Orang yang sama sekali belum pernah dikenal warga ini kemudian muncul dengan menunjukkan bukti 7 sertifikat yang menyatakan tanah tersebut adalah hak miliknya.
"Ini yang membuat saya dan warga lain terkejut, dan setelah dipelajari bersama ternyata ada kejanggalan dalam sertifikat itu, bahwasanya dari 7 sertifikat yang ada, dua diantaranya adalah makam umum dan tanah milih warga yang sudah bersertifikat, sehingga sertifikat yang muncul tumpang tindih. Dan yang menjadi kejanggalan lainnya dari 7 sertifikat tersebut alamatnya tidak menyebut Bandungan tetapi Bandung," imbuh Partono.

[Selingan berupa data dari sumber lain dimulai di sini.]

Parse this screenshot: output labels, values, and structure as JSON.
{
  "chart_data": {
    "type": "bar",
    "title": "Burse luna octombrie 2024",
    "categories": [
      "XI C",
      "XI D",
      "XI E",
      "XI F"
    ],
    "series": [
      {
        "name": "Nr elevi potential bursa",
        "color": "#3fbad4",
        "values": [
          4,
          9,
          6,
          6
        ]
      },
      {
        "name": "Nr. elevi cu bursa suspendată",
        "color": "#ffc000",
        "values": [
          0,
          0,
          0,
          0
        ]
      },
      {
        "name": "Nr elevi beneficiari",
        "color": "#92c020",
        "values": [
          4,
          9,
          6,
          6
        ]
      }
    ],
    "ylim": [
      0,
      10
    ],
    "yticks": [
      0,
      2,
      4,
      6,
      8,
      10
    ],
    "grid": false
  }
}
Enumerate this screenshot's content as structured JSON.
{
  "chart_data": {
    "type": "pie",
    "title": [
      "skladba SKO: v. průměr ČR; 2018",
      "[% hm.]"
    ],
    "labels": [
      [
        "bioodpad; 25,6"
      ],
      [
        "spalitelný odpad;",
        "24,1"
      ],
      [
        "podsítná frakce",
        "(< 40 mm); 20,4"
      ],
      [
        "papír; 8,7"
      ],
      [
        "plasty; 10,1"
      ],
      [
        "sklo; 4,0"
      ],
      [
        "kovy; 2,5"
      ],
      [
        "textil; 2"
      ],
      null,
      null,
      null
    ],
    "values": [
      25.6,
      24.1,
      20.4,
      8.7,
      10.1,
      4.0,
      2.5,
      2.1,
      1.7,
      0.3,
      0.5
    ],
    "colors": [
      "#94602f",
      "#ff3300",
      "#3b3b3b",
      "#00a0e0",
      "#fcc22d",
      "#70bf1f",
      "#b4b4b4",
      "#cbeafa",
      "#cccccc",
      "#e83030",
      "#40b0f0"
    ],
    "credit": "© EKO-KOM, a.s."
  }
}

"Saya tidak berharap medapatkan ganti rugi, tapi saya berharap medapatkan ganti untung dari apa yang selama ini telah kami jaga dan kami rawat bertahun-tahun dan bangunan yang kami bangun dengan tetesan keringat, jerih payah saya bersama keluarga tolong hargai kami," ungkapnya.
Partono berharap, siapapun yang mempunyai kepentingan akan tanah ini dirinya meminta untuk membuka matahati dengan memenuhi apa yang seharusnya menjadi hak warga.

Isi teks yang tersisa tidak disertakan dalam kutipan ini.